SERAP in a statement by its executive director Adetokunbo Mumuni said that, “What we have in South Africa is a Pinochet opportunity that African leaders must not miss to demonstrate the AU’s strong commitment and support towards ending impunity for genocide, crimes against humanity, war crimes, torture and other serious crimes under international law.”
“President Bashir is a fugitive from international justice who has regrettably been allowed to participate and enjoy significant political support during recent AU summits. He has also been able to conduct official visits to a number of states without being arrested. Now is the time for African leaders to show that the continent will no longer be safe havens to persons accused of crimes under international law,” the organisation also said.
The organisation called on “the AU leaders including Nigeria’s President Muhammadu Buhari to strongly oppose any initiative that seeks to undermine international justice, and to publicly back the calls for President al-Bashir to be transferred to the ICC.”
“There is absolutely no legal basis for the AU leaders to refuse to comply with their obligations under the Rome Statute of the ICC as heads of state or other state officials cannot claim immunity for crimes under international law before international criminal courts. This legal position has been well established by the Special Court for Sierra Leone, the International Criminal Tribunal for the former Yugoslavia and the International Criminal Court,” the organisation argued.
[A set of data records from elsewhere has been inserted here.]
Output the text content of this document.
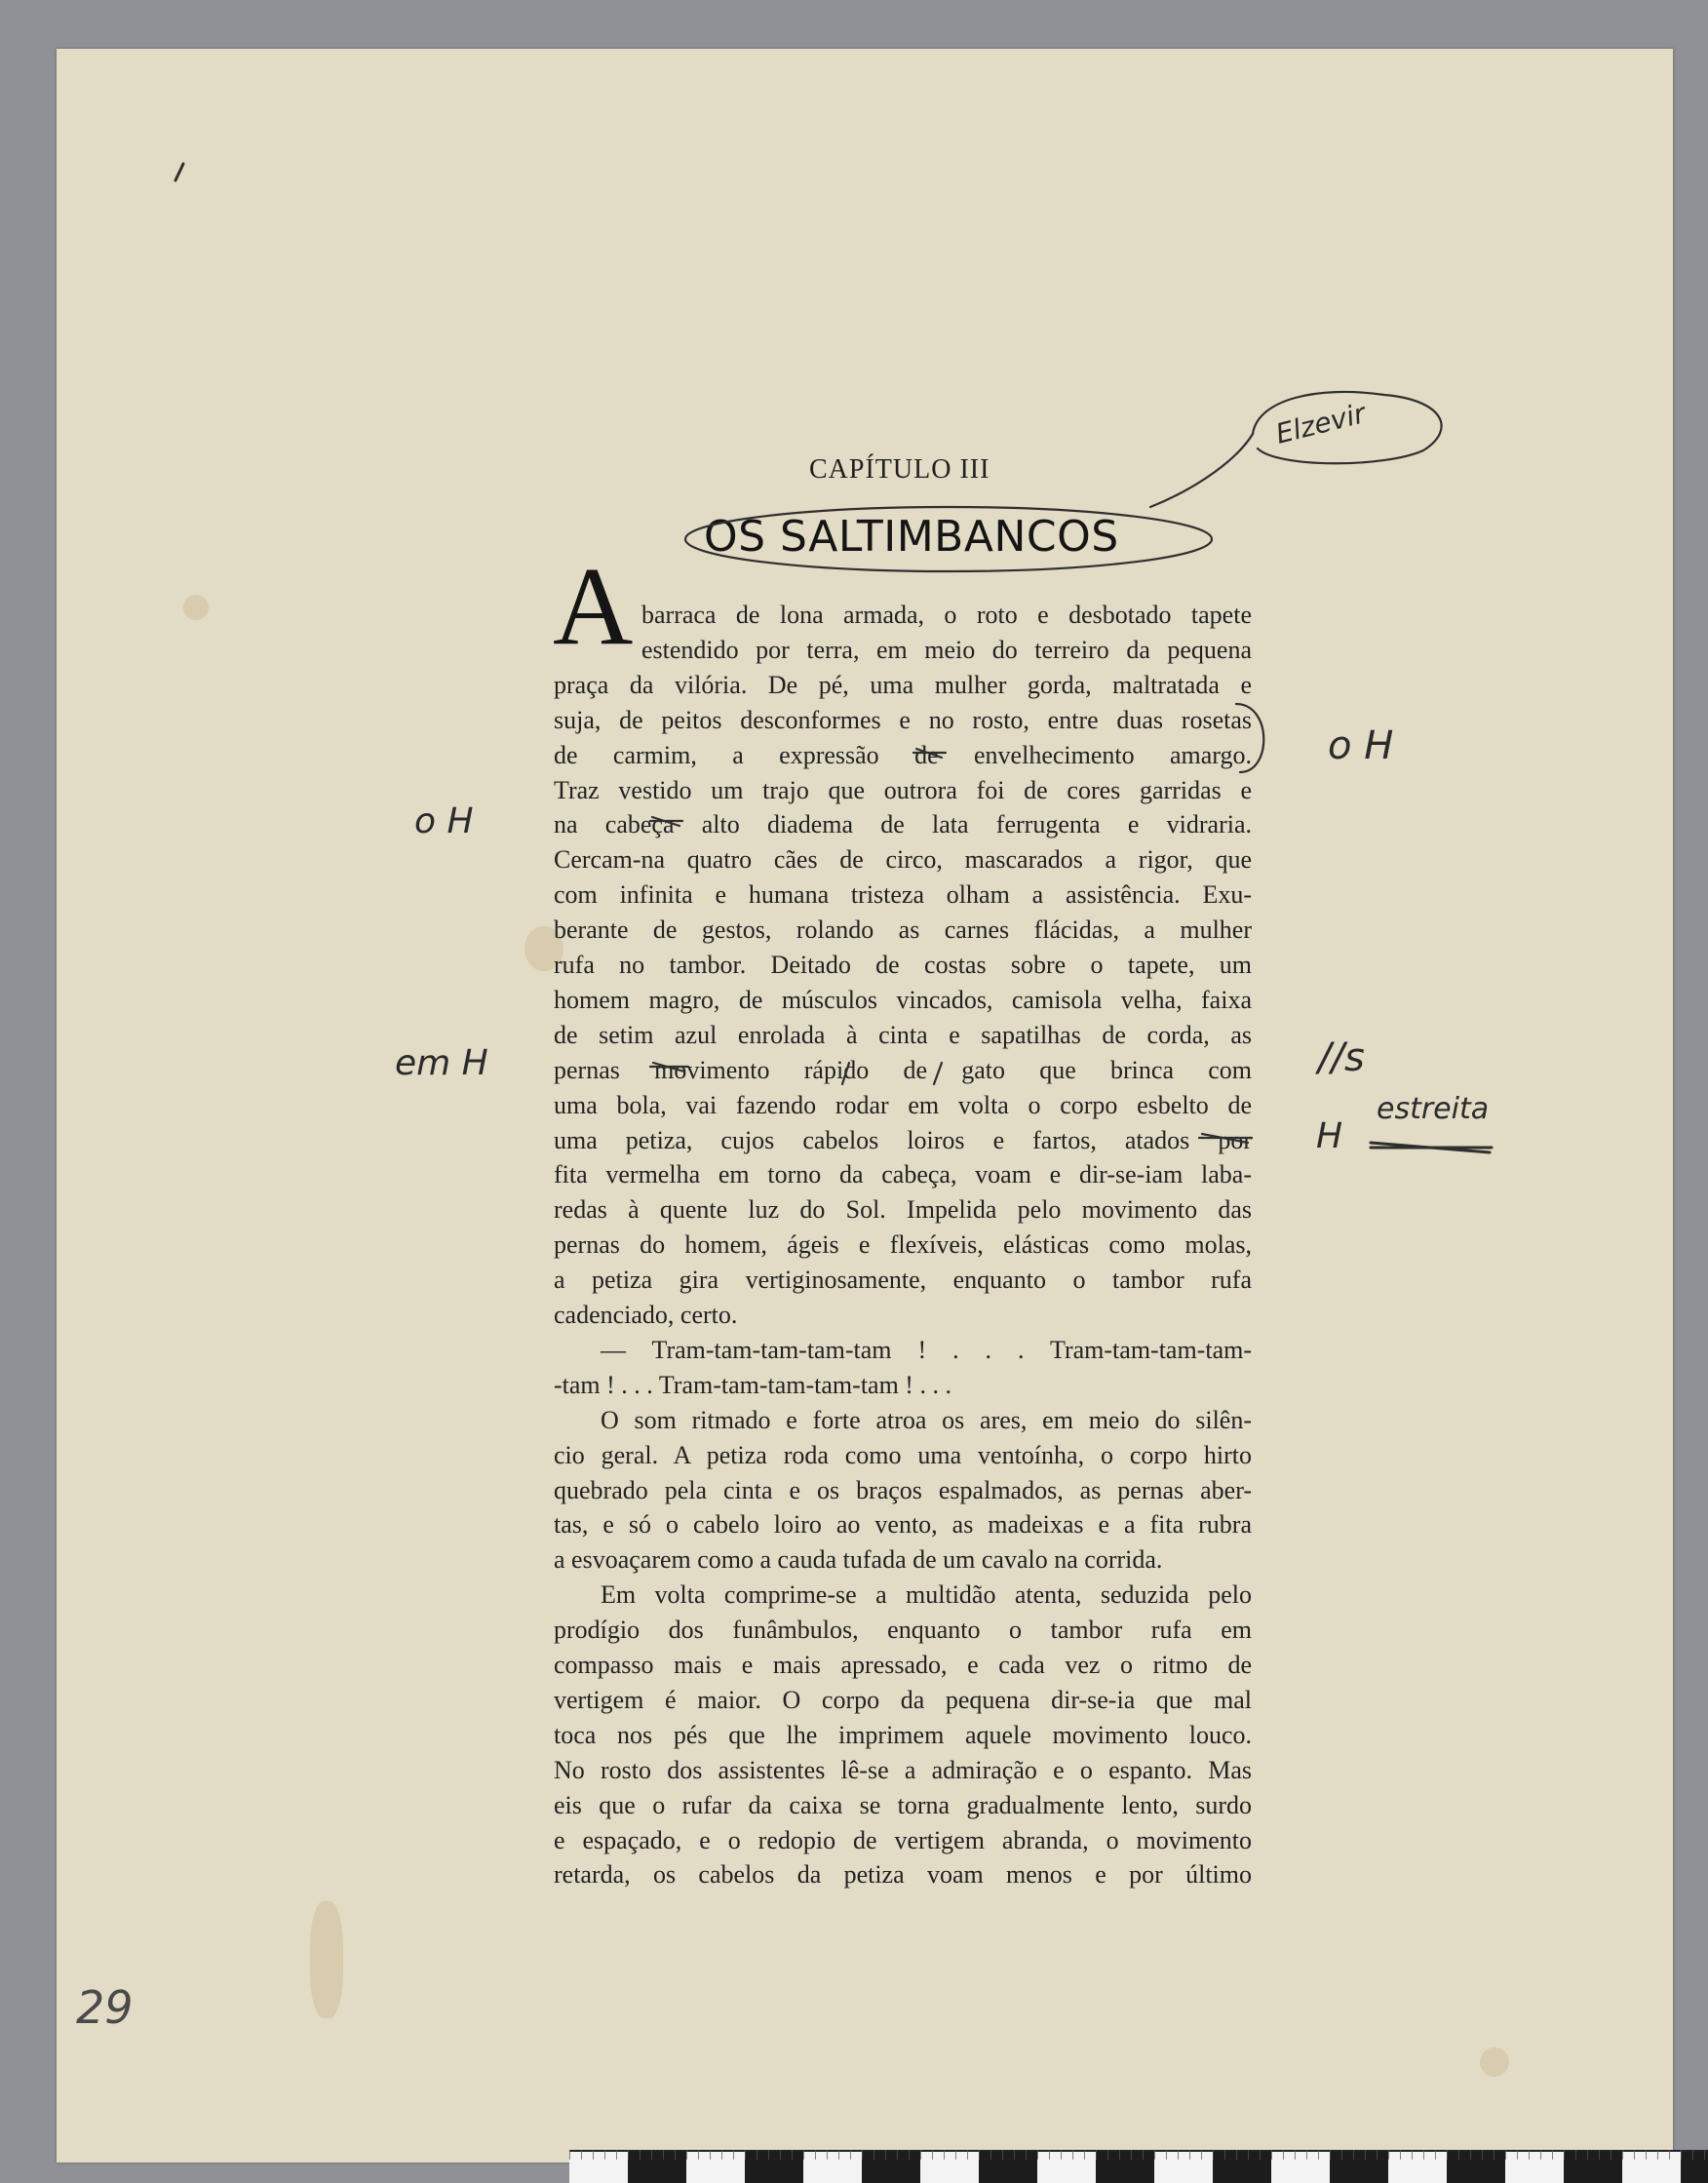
CAPÍTULO III
OS SALTIMBANCOS
A barraca de lona armada, o roto e desbotado tapete
estendido por terra, em meio do terreiro da pequena
praça da vilória. De pé, uma mulher gorda, maltratada e
suja, de peitos desconformes e no rosto, entre duas rosetas
de carmim, a expressão de envelhecimento amargo.
Traz vestido um trajo que outrora foi de cores garridas e
na cabeça alto diadema de lata ferrugenta e vidraria.
Cercam-na quatro cães de circo, mascarados a rigor, que
com infinita e humana tristeza olham a assistência. Exu-
berante de gestos, rolando as carnes flácidas, a mulher
rufa no tambor. Deitado de costas sobre o tapete, um
homem magro, de músculos vincados, camisola velha, faixa
de setim azul enrolada à cinta e sapatilhas de corda, as
pernas movimento rápido de gato que brinca com
uma bola, vai fazendo rodar em volta o corpo esbelto de
uma petiza, cujos cabelos loiros e fartos, atados por
fita vermelha em torno da cabeça, voam e dir-se-iam laba-
redas à quente luz do Sol. Impelida pelo movimento das
pernas do homem, ágeis e flexíveis, elásticas como molas,
a petiza gira vertiginosamente, enquanto o tambor rufa
cadenciado, certo.
— Tram-tam-tam-tam-tam ! . . . Tram-tam-tam-tam-
-tam ! . . . Tram-tam-tam-tam-tam ! . . .
O som ritmado e forte atroa os ares, em meio do silên-
cio geral. A petiza roda como uma ventoínha, o corpo hirto
quebrado pela cinta e os braços espalmados, as pernas aber-
tas, e só o cabelo loiro ao vento, as madeixas e a fita rubra
a esvoaçarem como a cauda tufada de um cavalo na corrida.
Em volta comprime-se a multidão atenta, seduzida pelo
prodígio dos funâmbulos, enquanto o tambor rufa em
compasso mais e mais apressado, e cada vez o ritmo de
vertigem é maior. O corpo da pequena dir-se-ia que mal
toca nos pés que lhe imprimem aquele movimento louco.
No rosto dos assistentes lê-se a admiração e o espanto. Mas
eis que o rufar da caixa se torna gradualmente lento, surdo
e espaçado, e o redopio de vertigem abranda, o movimento
retarda, os cabelos da petiza voam menos e por último
Elzevir
o H
o H
em H	//s
H
estreita
29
According to the organisation, “The AU leaders should also be mindful of their obligation to cooperate fully in arresting President al-Bashir, in particular under the Rome Statute and the United Nations Security Council Resolution 1593 (2005). Allowing President al-Bashir to travel back to Sudan would be a fundamental breach of this obligation, and send damaging signals to the victims of international crimes in Darfur and elsewhere, and seriously undermine the AU’s credibility on issues of human rights and justice.”